Я приподнялся на постели, хотел о чем-то подумать. Но лишь спросил себя, существует ли в мире хоть что-то, что еще может меня увлечь, и услышал в себе ответ: «Строить очень высокие своды, готические своды из серого камня, стрельчатые... Опирающиеся на такие стены... такие толстые стены... что они никогда не обрушатся».

Это было как зрительный образ, который тут же растаял.

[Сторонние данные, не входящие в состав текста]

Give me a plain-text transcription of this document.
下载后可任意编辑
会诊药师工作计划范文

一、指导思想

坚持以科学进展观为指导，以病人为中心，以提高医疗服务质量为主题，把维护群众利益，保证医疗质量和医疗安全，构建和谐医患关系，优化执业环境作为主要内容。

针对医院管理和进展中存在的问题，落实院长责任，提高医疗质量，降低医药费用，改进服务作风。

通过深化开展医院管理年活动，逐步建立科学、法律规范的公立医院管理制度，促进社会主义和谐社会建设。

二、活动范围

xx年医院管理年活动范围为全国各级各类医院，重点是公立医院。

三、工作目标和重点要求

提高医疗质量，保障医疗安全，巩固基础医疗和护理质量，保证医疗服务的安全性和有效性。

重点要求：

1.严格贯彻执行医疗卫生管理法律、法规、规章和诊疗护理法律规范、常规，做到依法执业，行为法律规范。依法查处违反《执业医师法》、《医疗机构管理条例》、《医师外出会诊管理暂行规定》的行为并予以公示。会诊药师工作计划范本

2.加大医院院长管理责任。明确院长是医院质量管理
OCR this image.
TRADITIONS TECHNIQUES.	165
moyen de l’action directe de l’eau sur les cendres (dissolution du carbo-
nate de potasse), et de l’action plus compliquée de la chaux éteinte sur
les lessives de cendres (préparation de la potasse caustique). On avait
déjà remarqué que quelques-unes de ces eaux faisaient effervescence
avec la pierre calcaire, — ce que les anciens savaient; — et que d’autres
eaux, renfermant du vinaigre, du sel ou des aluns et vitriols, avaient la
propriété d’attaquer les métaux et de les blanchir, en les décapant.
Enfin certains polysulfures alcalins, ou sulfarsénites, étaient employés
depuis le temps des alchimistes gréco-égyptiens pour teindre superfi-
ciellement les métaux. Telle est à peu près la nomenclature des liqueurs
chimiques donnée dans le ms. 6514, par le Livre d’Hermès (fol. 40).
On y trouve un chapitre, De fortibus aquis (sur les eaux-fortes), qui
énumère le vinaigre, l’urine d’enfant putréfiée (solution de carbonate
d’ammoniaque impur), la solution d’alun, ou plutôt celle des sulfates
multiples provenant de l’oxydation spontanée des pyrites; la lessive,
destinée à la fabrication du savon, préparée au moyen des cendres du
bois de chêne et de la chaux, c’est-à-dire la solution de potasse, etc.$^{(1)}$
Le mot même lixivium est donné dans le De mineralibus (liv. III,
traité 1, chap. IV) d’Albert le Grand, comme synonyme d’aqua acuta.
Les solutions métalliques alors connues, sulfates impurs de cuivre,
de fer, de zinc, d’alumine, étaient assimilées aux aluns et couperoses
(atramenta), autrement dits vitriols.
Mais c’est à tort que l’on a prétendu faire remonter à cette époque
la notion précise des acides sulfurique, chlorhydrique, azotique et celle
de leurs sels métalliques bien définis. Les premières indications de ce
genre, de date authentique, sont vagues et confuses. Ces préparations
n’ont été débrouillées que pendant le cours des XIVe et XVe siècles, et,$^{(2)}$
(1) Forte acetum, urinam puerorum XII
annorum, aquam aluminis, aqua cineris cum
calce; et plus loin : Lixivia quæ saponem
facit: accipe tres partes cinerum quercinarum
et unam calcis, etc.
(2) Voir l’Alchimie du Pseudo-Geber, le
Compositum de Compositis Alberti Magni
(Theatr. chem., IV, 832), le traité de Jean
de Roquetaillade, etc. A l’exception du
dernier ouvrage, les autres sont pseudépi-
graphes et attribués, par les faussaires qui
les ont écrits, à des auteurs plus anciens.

Тут я сказал, что мой собеседник не мог быть тем человеком.

Он усмехнулся и крикнул:

- Не я, а мой страх!

Я тогда сказал, что то не мог быть Иисус. И в подтверждение такого мнения рассказал ему, как однажды ночью я забыл черты дорогого мне мальчика, потому что в мыслях своих спутал его качества с качествами другого человека, так что ничто уже не согласовывалось... Я объяснил, что таким же образом во мне расплылись воспоминания обо всех вещах и всех людях: ничто больше не остается на месте, не соответствует своему назначению... И тот Иисус... был, вероятно, кем-то другим.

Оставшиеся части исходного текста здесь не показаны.